Salas de exibição têm resistido após a pandemia, e partir disso, o longa promete refletir sobre importâncias culturais e urbanas

Foto: Divulgação/Vitrine Filmes

Por Victor Meira

Deixados de lado pela maior parte do público, os chamados “cinemas de rua” enfrentam dificuldades há décadas. Seja pelo aumento das redes de cinema em shopping centers, pelo fechamento durante a pandemia de Covid-19, ou meramente por mudanças nas metrópoles. Estes estabelecimentos, muitas vezes históricos para as cidades, não possuem muito incentivo político para se manterem abertos ou serem preservados. O filme “Retratos Fantasmas” propõe uma reflexão acerca da transformação urbana de Recife e como isso afetou os cinemas de rua ao longo dos anos.

“A cidade se transforma a cada ano. Um cinema pode ser um espaço de gentileza. Um cinema como uma igreja. Cinemas que morreram e que voltaram como templos”reflete o diretor Kleber Mendonça Filho, em trecho do trailer de seu novo filme. O longa estreou no Brasil no Festival de Gramado e deve entrar na disputa para ser o concorrente estrangeiro do Brasil no Oscar.

Assista ao trailer do filme:

No dia 8 deste mês, a coluna de Mônica Bergamo, na Folha de S.Paulo, apurou que o Itaú pretende encerrar seu patrocínio com salas de cinema.

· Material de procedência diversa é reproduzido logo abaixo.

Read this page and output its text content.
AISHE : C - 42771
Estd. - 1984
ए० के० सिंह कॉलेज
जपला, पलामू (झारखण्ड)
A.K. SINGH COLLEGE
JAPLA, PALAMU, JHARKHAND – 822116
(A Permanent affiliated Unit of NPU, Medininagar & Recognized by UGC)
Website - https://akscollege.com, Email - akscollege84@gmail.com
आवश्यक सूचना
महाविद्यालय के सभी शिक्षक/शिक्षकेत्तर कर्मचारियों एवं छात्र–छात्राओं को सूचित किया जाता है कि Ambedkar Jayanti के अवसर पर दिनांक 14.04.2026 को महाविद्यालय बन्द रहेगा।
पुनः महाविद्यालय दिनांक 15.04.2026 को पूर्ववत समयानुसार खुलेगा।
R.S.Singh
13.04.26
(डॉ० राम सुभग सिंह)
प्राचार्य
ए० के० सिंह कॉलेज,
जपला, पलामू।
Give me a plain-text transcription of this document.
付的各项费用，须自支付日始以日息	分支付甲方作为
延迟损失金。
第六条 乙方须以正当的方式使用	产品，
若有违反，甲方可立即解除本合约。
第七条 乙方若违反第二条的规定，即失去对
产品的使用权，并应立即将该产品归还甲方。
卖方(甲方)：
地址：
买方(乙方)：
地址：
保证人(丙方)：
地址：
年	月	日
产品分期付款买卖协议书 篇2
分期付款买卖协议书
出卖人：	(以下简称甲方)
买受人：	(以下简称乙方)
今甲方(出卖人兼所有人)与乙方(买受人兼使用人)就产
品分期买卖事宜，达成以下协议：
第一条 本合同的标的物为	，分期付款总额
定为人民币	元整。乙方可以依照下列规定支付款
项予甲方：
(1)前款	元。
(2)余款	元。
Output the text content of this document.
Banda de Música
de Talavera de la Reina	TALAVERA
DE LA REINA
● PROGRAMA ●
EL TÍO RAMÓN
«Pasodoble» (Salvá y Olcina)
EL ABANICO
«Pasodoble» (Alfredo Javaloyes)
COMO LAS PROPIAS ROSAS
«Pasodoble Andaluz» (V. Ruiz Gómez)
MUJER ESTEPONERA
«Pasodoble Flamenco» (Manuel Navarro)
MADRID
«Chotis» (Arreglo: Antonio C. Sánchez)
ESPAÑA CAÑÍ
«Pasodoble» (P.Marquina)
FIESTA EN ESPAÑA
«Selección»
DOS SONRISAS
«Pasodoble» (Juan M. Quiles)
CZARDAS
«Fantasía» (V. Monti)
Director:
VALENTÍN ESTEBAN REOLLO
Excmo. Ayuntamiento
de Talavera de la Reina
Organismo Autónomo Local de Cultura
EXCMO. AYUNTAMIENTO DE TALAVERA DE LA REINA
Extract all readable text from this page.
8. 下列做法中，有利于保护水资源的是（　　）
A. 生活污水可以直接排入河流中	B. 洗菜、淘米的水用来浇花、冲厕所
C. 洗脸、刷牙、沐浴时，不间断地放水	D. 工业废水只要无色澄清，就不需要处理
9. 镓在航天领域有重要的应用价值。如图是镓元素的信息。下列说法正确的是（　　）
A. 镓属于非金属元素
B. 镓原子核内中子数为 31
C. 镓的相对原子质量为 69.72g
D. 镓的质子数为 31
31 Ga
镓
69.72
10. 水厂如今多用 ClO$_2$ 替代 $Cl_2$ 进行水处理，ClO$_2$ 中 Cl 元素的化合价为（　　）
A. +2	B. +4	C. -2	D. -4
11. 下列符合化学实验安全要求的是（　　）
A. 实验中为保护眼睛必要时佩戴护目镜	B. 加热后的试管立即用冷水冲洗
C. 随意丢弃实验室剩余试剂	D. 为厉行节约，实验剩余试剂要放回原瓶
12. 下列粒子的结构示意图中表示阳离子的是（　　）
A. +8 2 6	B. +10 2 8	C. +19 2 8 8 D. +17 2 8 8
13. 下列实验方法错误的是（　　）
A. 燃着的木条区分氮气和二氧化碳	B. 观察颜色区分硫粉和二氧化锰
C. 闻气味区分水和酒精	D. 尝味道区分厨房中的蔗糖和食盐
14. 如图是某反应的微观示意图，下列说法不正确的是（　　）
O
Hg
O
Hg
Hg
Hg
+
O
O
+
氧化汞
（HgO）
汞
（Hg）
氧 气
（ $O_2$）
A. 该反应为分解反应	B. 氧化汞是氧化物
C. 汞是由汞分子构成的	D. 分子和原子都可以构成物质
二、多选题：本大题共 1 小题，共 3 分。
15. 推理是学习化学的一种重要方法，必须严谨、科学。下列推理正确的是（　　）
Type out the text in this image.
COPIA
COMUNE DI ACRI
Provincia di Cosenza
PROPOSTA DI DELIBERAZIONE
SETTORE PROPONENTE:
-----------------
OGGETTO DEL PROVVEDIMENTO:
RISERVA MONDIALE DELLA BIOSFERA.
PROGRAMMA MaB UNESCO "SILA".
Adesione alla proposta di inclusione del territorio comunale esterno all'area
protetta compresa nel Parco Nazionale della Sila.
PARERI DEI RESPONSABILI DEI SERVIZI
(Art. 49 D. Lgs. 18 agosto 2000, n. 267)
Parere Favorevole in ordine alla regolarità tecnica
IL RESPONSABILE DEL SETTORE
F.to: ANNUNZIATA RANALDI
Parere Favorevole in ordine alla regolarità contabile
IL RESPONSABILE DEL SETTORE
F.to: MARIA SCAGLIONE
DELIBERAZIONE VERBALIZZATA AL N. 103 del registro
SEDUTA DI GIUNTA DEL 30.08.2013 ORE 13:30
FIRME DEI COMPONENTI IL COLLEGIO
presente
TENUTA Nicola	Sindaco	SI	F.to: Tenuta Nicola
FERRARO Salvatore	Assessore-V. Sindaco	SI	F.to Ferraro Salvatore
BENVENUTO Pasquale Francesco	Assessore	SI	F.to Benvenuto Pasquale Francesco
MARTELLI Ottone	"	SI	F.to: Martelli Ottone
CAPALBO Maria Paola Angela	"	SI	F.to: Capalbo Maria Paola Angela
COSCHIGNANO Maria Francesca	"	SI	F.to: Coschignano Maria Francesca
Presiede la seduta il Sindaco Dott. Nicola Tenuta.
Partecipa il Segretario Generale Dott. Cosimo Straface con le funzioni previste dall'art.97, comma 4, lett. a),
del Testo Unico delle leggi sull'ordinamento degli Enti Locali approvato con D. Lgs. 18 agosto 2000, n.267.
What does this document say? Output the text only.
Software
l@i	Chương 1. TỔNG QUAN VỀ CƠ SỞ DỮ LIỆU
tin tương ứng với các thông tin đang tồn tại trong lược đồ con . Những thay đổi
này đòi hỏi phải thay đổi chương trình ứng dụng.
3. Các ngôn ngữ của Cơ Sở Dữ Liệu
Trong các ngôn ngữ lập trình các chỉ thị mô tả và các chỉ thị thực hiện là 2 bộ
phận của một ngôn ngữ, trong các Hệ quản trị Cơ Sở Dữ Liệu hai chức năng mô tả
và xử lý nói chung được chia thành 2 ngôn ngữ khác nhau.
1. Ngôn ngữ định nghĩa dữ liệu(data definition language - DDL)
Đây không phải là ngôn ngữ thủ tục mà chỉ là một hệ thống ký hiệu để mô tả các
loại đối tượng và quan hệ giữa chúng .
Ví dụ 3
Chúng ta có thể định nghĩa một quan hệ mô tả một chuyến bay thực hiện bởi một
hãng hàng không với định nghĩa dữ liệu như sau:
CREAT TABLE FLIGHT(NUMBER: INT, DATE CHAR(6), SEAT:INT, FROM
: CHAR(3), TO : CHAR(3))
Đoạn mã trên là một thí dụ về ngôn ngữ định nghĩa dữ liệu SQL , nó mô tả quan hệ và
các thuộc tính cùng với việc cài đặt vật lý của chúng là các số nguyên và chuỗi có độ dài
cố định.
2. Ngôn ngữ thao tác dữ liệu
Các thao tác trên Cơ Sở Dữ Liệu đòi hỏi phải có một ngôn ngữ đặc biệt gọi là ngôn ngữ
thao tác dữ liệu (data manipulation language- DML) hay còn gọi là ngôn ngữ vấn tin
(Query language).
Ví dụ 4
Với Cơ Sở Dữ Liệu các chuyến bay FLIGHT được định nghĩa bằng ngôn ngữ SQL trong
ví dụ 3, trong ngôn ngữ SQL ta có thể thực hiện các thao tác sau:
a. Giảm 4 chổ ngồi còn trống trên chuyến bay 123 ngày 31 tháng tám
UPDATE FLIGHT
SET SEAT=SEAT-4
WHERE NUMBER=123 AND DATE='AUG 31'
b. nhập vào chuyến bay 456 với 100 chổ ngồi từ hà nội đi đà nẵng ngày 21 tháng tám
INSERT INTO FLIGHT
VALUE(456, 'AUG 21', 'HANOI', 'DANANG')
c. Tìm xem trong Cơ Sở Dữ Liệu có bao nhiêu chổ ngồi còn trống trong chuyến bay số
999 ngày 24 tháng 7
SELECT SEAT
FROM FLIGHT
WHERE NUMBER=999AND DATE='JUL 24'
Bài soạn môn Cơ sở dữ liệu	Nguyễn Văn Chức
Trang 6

O banco entrou no ramo há mais de 24 anos, quando o Cine Majestic, da Rua Augusta, na capital paulista (SP), virou patrocinado pela empresa. Em nota, o Itaú Unibanco negou a informação. Em 2021, a rede fechou 17 salas de cinema entre Curitiba, Salvador e Porto Alegre. 

Segundo um estudo georreferenciado da Ancine, em 2019, 88% das salas de exibição no Brasil estavam em shopping centers.

“Em números, o parque exibidor passou de 2.352 salas, em 2011, para 3.507 salas, em 2019 – um aumento de 1.155 salas. Destas, 1.054 foram salas abertas em shopping centers e apenas 71 foram salas de rua”, relata a publicação. 

Para efeito de comparação, apenas a cidade do Rio de Janeiro teve 198 cinemas de rua na década de 60. Atualmente, a prefeitura da cidade anunciou em Julho o programa Viva o Cinema de Rua, que vai destinar R$ 3,5 milhões a oito projetos para manutenção, funcionamento e reforma de salas de exibição.

Mas não são apenas questões políticas e de incentivo, os hábitos dos consumidores também mudaram após a pandemia. Em uma entrevista da Veja SP, Juliana Britto, diretora executiva do Petra Belas Artes, famoso cinema de rua de São Paulo, conta que as novas tecnologias mudaram o cenário: “A gente sentiu que a pandemia ‘quebrou’ o hábito das pessoas de irem ao cinema. Os streamings seguiram entregando conteúdos audiovisuais para suprir essa demanda, o que fez o público se acomodar”, disse Juliana.

Foto: Wikimedia Commons/Hilary Shirley Carneiro dos Santos

O cinema São Luiz, tradicional sala no Recife, está fechado há mais de um ano para reforma no sistema de esgoto e no teto da construção. Até pouco tempo, a obra não tinha previsão para terminar e o estabelecimento não tinha data de reabertura. Segundo o jornal Folha de Pernambuco, a governadora Raquel Lyra disse à imprensa que o histórico cinema será reaberto em 2024, mas não entrou em detalhes em que momento do próximo ano. O fechamento do cinema é retratado em “Retratos Fantasmas”, de acordo com críticos e o próprio Kleber Mendonça Filho.

Apesar da dificuldade, algumas salas pelo país tentam resistir mesmo sem os shopping centers. Mês passado, no dia 7 de julho, reabriu o Cine Victoria, espaço no Centro Histórico de Porto Alegre, com nova direção pelo Cult Cinemas. O estabelecimento, que foi inaugurado pela primeira vez em 1940, estava fechado há seis anos. Em Niterói, no Rio de Janeiro, há um projeto de restauração do Cinema Icaraí, tradicional por ficar na orla da praia. Construído nos anos 40, o espaço está com um edital de licitação em que o investimento pode chegar a R$ 55 milhões.

“Retratos Fantasmas” chega aos cinemas tanto nos shoppings, quanto nos “de rua” em 24 de agosto.